В новогоднюю ночь он рассказал Косыгину, как они с Йоо ждали этот самый Новый год на Сторожевой сопке.

— Я думал, это будет какой-нибудь волшебный корабль, скользящий надо льдами, или же летающая лодка. А Йоо считала, что это будет человек. С винтовкой, бородой и большой звездой на лбу. Почему она так думала — непонятно.

Посередине большого зала сияла огнями настоящая лесная красавица. Пэнкок подбирал опавшие иголки, растирал их между пальцами и нюхал.

— Знаешь, — возбужденно говорил он Косыгину, — чем пахнет елка?

— Чем?

— Нашей новой школой, которую я оставил недостроенной.

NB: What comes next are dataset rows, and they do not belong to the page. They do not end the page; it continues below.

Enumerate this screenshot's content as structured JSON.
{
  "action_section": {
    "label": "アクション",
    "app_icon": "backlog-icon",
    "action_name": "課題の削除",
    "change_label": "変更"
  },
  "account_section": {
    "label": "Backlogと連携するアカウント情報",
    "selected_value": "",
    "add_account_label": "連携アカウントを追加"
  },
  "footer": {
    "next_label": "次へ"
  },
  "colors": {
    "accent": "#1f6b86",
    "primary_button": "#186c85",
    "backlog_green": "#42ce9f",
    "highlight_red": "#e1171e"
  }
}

Вот понюхай!

Пэнкок протянул Косыгину горсть растертых иголок. Ничем кроме хвои они не пахли. Но для Пэнкока запах свежераспиленного дерева был слишком новым и запоминающимся: ведь плавник, выкидываемый волнами на берег, лишен запаха и даже настоящего цвета дерева. Бревно долго носит в волнах Ледовитого океана, древесина пропитывается соленой водой, потом сохнет на берегу под ветрами, дождями и снежными буранами.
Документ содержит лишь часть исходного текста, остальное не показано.